Language is powerful because it gives meaning to experience. John Henryism is an explanation of the reality of fear. It's also an assurance that black men and women are not crying wolf when they declare that police brutality has an enormous, malignant impact on their lives, that systematic racism is not just a hoax. James' understanding has the lofty authority of science behind it—it's been justified with almost four decades of research, and it quantifies an experience that's normally swept to the margins and overlooked. John Henryism interprets the data of black lives with basic empathy, and it posits that black men and women's bodies are more susceptible to disease because of the pressures of living in the periphery of constant fear. That it's not because they are built inferior, but that we make it socially unsafe for them to thrive.

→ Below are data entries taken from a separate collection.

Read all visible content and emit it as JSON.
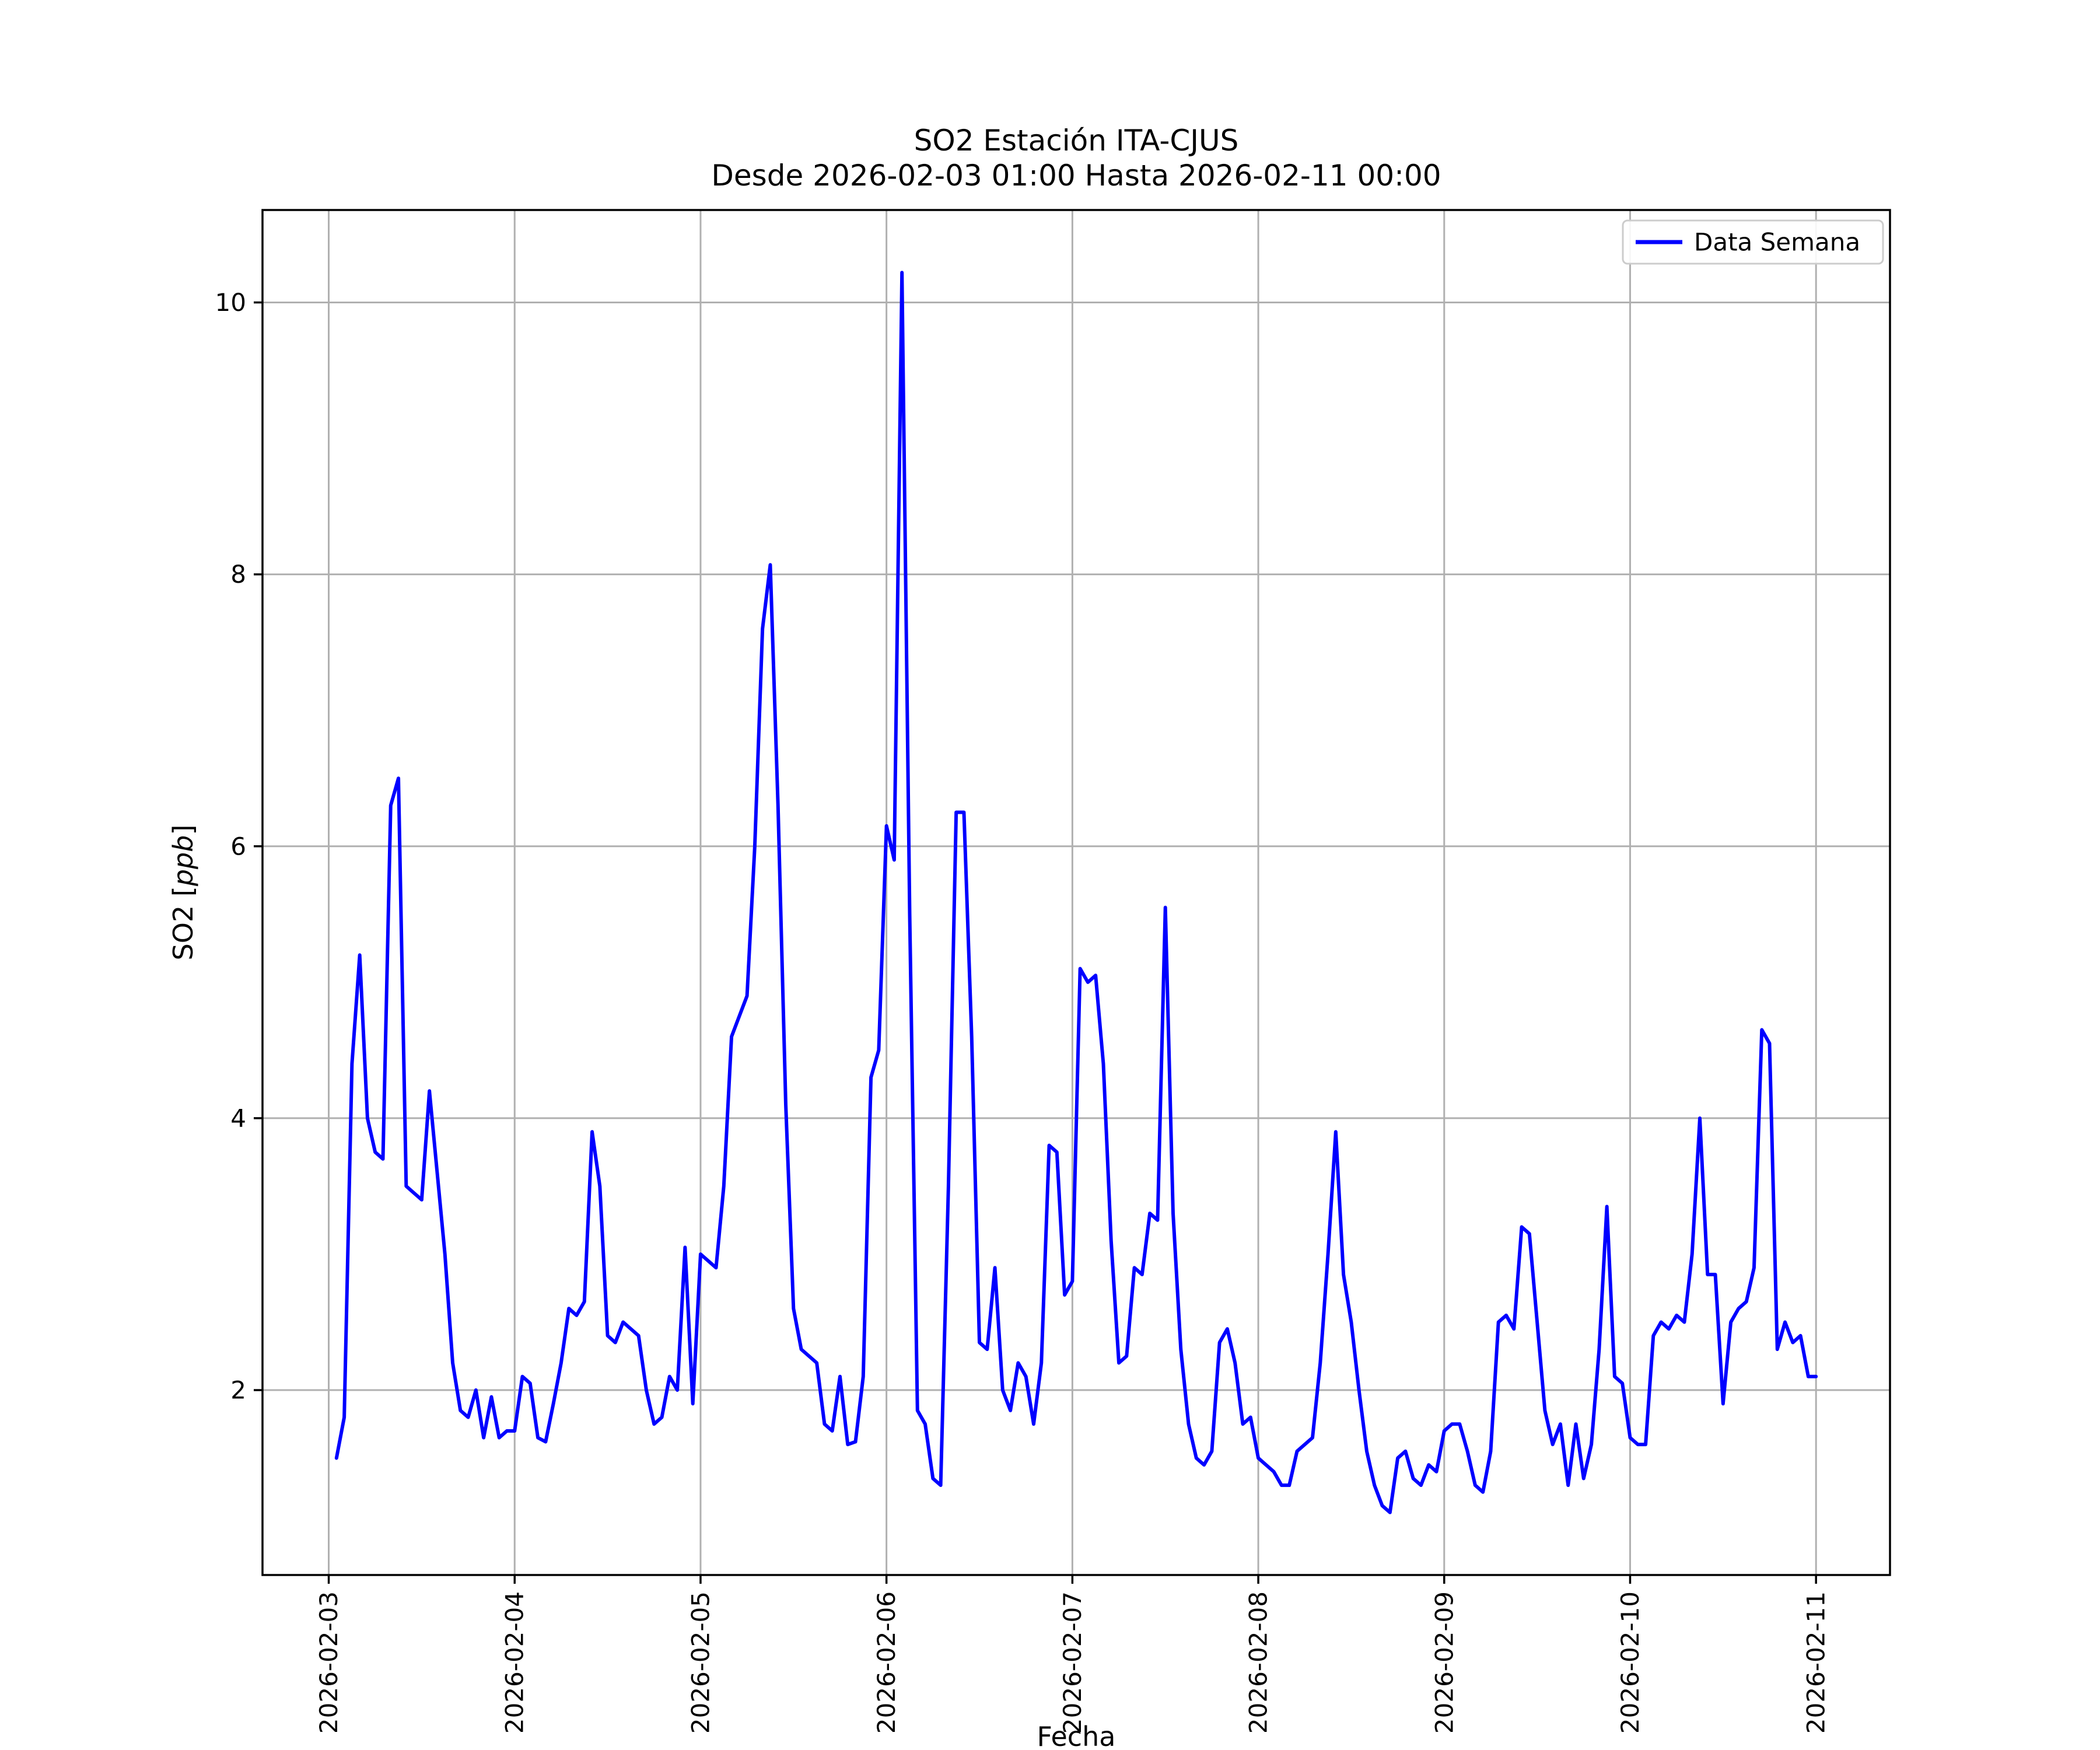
{
  "title": {
    "line1": "SO2 Estación ITA-CJUS",
    "line2": "Desde 2026-02-03 01:00 Hasta 2026-02-11 00:00"
  },
  "legend": {
    "label": "Data Semana"
  },
  "chart_data": {
    "type": "line",
    "title": "SO2 Estación ITA-CJUS — Desde 2026-02-03 01:00 Hasta 2026-02-11 00:00",
    "xlabel": "Fecha",
    "ylabel": "SO2 [ppb]",
    "ylabel_prefix": "SO2 [",
    "ylabel_italic": "ppb",
    "ylabel_suffix": "]",
    "x_start": "2026-02-03 01:00",
    "x_end": "2026-02-11 00:00",
    "x_step_hours": 1,
    "first_point_offset_hours": 1,
    "x_tick_labels": [
      "2026-02-03",
      "2026-02-04",
      "2026-02-05",
      "2026-02-06",
      "2026-02-07",
      "2026-02-08",
      "2026-02-09",
      "2026-02-10",
      "2026-02-11"
    ],
    "y_ticks": [
      2,
      4,
      6,
      8,
      10
    ],
    "ylim": [
      0.64,
      10.68
    ],
    "grid": true,
    "legend_position": "upper right",
    "series": [
      {
        "name": "Data Semana",
        "color": "#0000ff",
        "values": [
          1.5,
          1.8,
          4.4,
          5.2,
          4.0,
          3.75,
          3.7,
          6.3,
          6.5,
          3.5,
          3.45,
          3.4,
          4.2,
          3.6,
          3.0,
          2.2,
          1.85,
          1.8,
          2.0,
          1.65,
          1.95,
          1.65,
          1.7,
          1.7,
          2.1,
          2.05,
          1.65,
          1.62,
          1.9,
          2.2,
          2.6,
          2.55,
          2.65,
          3.9,
          3.5,
          2.4,
          2.35,
          2.5,
          2.45,
          2.4,
          2.0,
          1.75,
          1.8,
          2.1,
          2.0,
          3.05,
          1.9,
          3.0,
          2.95,
          2.9,
          3.5,
          4.6,
          4.75,
          4.9,
          6.0,
          7.6,
          8.07,
          6.3,
          4.1,
          2.6,
          2.3,
          2.25,
          2.2,
          1.75,
          1.7,
          2.1,
          1.6,
          1.62,
          2.1,
          4.3,
          4.5,
          6.15,
          5.9,
          10.22,
          5.5,
          1.85,
          1.75,
          1.35,
          1.3,
          3.5,
          6.25,
          6.25,
          4.6,
          2.35,
          2.3,
          2.9,
          2.0,
          1.85,
          2.2,
          2.1,
          1.75,
          2.2,
          3.8,
          3.75,
          2.7,
          2.8,
          5.1,
          5.0,
          5.05,
          4.4,
          3.1,
          2.2,
          2.25,
          2.9,
          2.85,
          3.3,
          3.25,
          5.55,
          3.3,
          2.3,
          1.75,
          1.5,
          1.45,
          1.55,
          2.35,
          2.45,
          2.2,
          1.75,
          1.8,
          1.5,
          1.45,
          1.4,
          1.3,
          1.3,
          1.55,
          1.6,
          1.65,
          2.2,
          3.0,
          3.9,
          2.85,
          2.5,
          2.0,
          1.55,
          1.3,
          1.15,
          1.1,
          1.5,
          1.55,
          1.35,
          1.3,
          1.45,
          1.4,
          1.7,
          1.75,
          1.75,
          1.55,
          1.3,
          1.25,
          1.55,
          2.5,
          2.55,
          2.45,
          3.2,
          3.15,
          2.5,
          1.85,
          1.6,
          1.75,
          1.3,
          1.75,
          1.35,
          1.6,
          2.3,
          3.35,
          2.1,
          2.05,
          1.65,
          1.6,
          1.6,
          2.4,
          2.5,
          2.45,
          2.55,
          2.5,
          3.0,
          4.0,
          2.85,
          2.85,
          1.9,
          2.5,
          2.6,
          2.65,
          2.9,
          4.65,
          4.55,
          2.3,
          2.5,
          2.35,
          2.4,
          2.1,
          2.1
        ]
      }
    ]
  }
}
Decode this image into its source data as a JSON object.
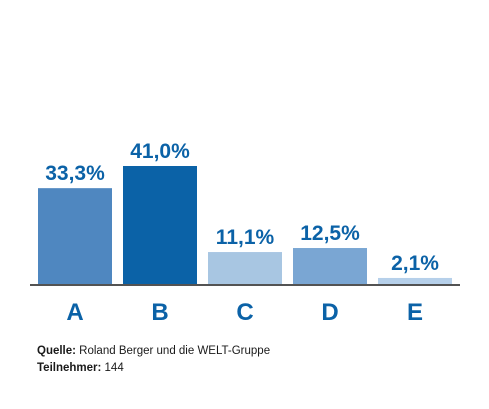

The reality of the lives of black men and women in America, still in 2015, is the phrase "Can I live?" It has been memefied, turned into slogan, but it's a question that comes with an unanswered silence. The future is uncertain. Maybe, then, "Can I live" shouldn't be a question, but rather, an acknowledgment that, for some, living comes with both a struggle and a price. Psychological trauma has significant physical repercussions. John Henryism is a medical declaration that black lives don't matter to our racist society—but they should.